Wat me verder lezend opvalt zijn Lieke’s sokken, die kwam ik eerder in de bundel ook al tegen. Ze lijken in titelgedicht ‘De eerste letter’ symbool te staan voor een laagje comfort en bescherming, een laagje beschaving.

Ik ben een geit met een navelstreng. Een vlezige lijn
die me bij het jouwe houdt. Jij bent niet de schaar
die me afknipt maar ook niet de wieg
waarin ik geboren word. Ergens
in deze berg moeten mijn sokken
toch liggen, iets zachts
voor mijn voeten, dat ze warm houdt.

Ik word geraakt waar de gedichten van eenvoud getuigen en de vertelstem kwetsbaar en eerlijk klinkt:

Soms ben ik zo open
dat ik mezelf van de randen af duw

Soms zo laag
dat het voelt alsof ik er wortel schiet

Maar ik heb goed gegeten
en het was lekker

Die zelfrelativering werkt ook hier weer humoristisch en tegelijk maakt het ‘stoer doen’ de kwetsbaarheid nog schrijnender.
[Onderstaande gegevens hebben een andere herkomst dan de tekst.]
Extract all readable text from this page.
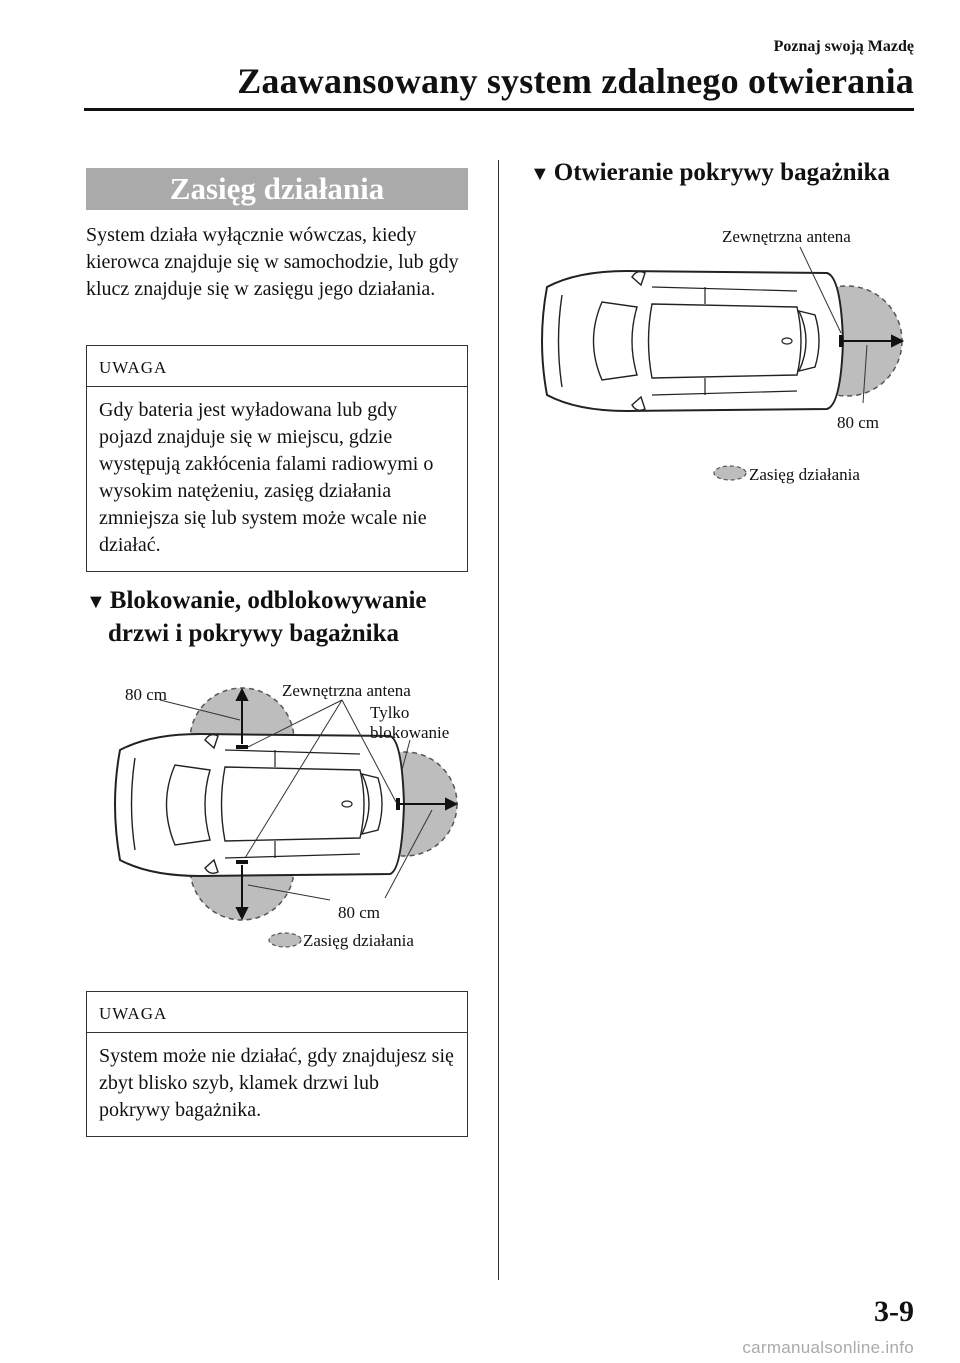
Poznaj swoją Mazdę
Zaawansowany system zdalnego otwierania
Zasięg działania
System działa wyłącznie wówczas, kiedy kierowca znajduje się w samochodzie, lub gdy klucz znajduje się w zasięgu jego działania.
UWAGA
Gdy bateria jest wyładowana lub gdy pojazd znajduje się w miejscu, gdzie występują zakłócenia falami radiowymi o wysokim natężeniu, zasięg działania zmniejsza się lub system może wcale nie działać.
▼ Blokowanie, odblokowywanie
drzwi i pokrywy bagażnika
80 cm	Zewnętrzna antena
Tylko
blokowanie
80 cm
Zasięg działania
UWAGA
System może nie działać, gdy znajdujesz się zbyt blisko szyb, klamek drzwi lub pokrywy bagażnika.
▼ Otwieranie pokrywy bagażnika
Zewnętrzna antena
80 cm
Zasięg działania
3-9
carmanualsonline.info
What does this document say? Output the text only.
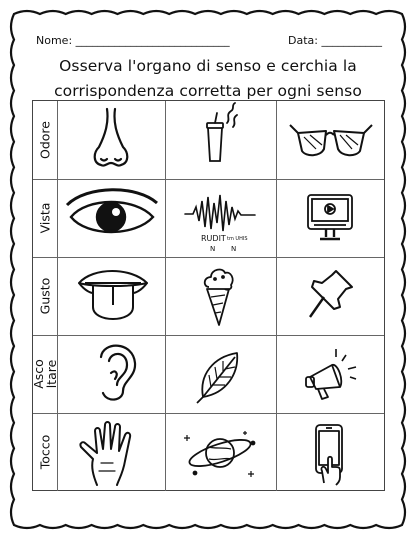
Nome: ____________________________	Data: ___________
Osserva l'organo di senso e cerchia la
corrispondenza corretta per ogni senso
Odore
Vista
RUDIT tm UHIS
N N
Gusto
Asco
ltare
Tocco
Het ‘Wiegeliedje voor wie alles moet’ maakt goed dat ik stiekem na een gedicht of twee, drie al vervuld ben en het verder moeten lezen kortsluiting lijkt te veroorzaken in mijn hoofd. De gedichten hebben een zekere dichtheid, een bijzonderheidsfactor.  Stel dat elk gedicht een petit-fourtje is, dan eet je daar toch niet in één keer een hele doos van leeg?  Omdat ik voor het schrijven van deze recensie naar mijn gevoel sneller en meer moet ‘eten’ dan ik wil, ben ik blij met het metaforische fleecedekentje en de druivensap,  zoals ik eerder al was met die sokken.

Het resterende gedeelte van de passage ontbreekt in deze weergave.